The National Food Reserve Agency (NFRA) is now in its second season without purchasing maize for storage in strategic grain reserves.

This is coming at a time the Treasury has, in the 2022-23 National Budget, set aside K12 billion for the purchase of the grain, which was initially meant to be shared between Agricultural Development and Marketing Corporation (Admarc) and NFRA but the funds will not trickle down to the agency.

However, Ministry of Agriculture spokesperson Gracian Lungu said NFRA will not buy maize this year because the ministry received a directive from Parliament not to give money to the agency for the purchase of maize.


He said the ministry takes orders from Parliament, which dictates how money in the budget should be utilised.

“It is the Agriculture Committee [of Parliament] that made the recommendation that the task of buying maize should be solely in the hands of Admarc and, after they are done with buying [the commodity], the maize should be sent to NFRA for storage. They argued that the role of NFRA was to store maize but not getting involved in purchasing maize,” Lungu said.

NFRA Board Chairperson Dennis Kalekeni corroborated the ministry’s sentiments.


He said, since last year, NFRA had not received any allocation for the purchase of maize.

He said, if it gets an allocation, the agency would buy grain from small-scale farmers who have formed cooperatives.

“The money for the purchase of maize does not come directly to us. It goes to the ministry. It is up to the ministry to decide on how much money to give to NFRA.

“But, as you are aware, last year we got nothing for maize purchase; so, we are not certain if, this year, we will receive anything,” Kalekeni said.

Parliamentary Committee on Agriculture Vice Chairperson Ulemu Chilapondwa said the committee plays an oversight role but does not tell the government how to use allocations.

He said, in the case of Admarc and NFRA, the committee only reminded the government about the mandates of the two companies.

“NFRA is for storage of the grain while Admarc is the one which is mandated to buy produce from local farmers in the remotest parts of the country.

“After thorough consultations and investigations, we came up with a suggestion that Admarc should be given funds to buy produce from farmers as opposed to NFRA. We never gave a directive. Truly, there is a difference between a directive and a suggestion,” Chilapondwa said.

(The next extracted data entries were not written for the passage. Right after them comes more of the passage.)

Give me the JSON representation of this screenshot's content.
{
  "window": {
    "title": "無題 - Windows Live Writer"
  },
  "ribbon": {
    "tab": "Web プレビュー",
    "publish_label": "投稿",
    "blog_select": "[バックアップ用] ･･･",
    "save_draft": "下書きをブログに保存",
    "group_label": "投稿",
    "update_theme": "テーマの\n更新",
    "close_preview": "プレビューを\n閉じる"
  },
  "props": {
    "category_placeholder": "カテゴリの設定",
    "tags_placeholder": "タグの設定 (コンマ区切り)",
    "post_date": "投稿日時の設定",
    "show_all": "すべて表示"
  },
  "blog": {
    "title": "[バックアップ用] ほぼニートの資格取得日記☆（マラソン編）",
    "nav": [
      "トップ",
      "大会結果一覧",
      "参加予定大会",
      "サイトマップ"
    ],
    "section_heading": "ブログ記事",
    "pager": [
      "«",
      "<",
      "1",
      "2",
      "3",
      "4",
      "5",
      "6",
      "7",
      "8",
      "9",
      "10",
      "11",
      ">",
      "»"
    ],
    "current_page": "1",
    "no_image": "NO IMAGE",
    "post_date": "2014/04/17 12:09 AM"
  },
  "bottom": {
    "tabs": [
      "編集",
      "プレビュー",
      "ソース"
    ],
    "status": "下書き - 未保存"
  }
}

Agriculture expert Tamani Nkhono Mvula said both NFRA and Admarc deserved to get subventions from the government.

“NFRA is a statutory corporation that needs to get subventions from the government as well. It is also used as an instrument for buying and keeping the maize. I don’t think Admarc has that capacity to handle all the processes alone,” Mvula said.

Recently, the Agriculture Committee of Parliament summoned NFRA officials to explain how they spent around K4 billion allocated for the maintenance of maize silos in the country.

Committee chairperson Sameer Suleman said they found it questionable that, after pocketing the funds, the agency was failing to bring to life Mzuzu and Luchenza silos, which have not been functioning since their commissioning in 2010.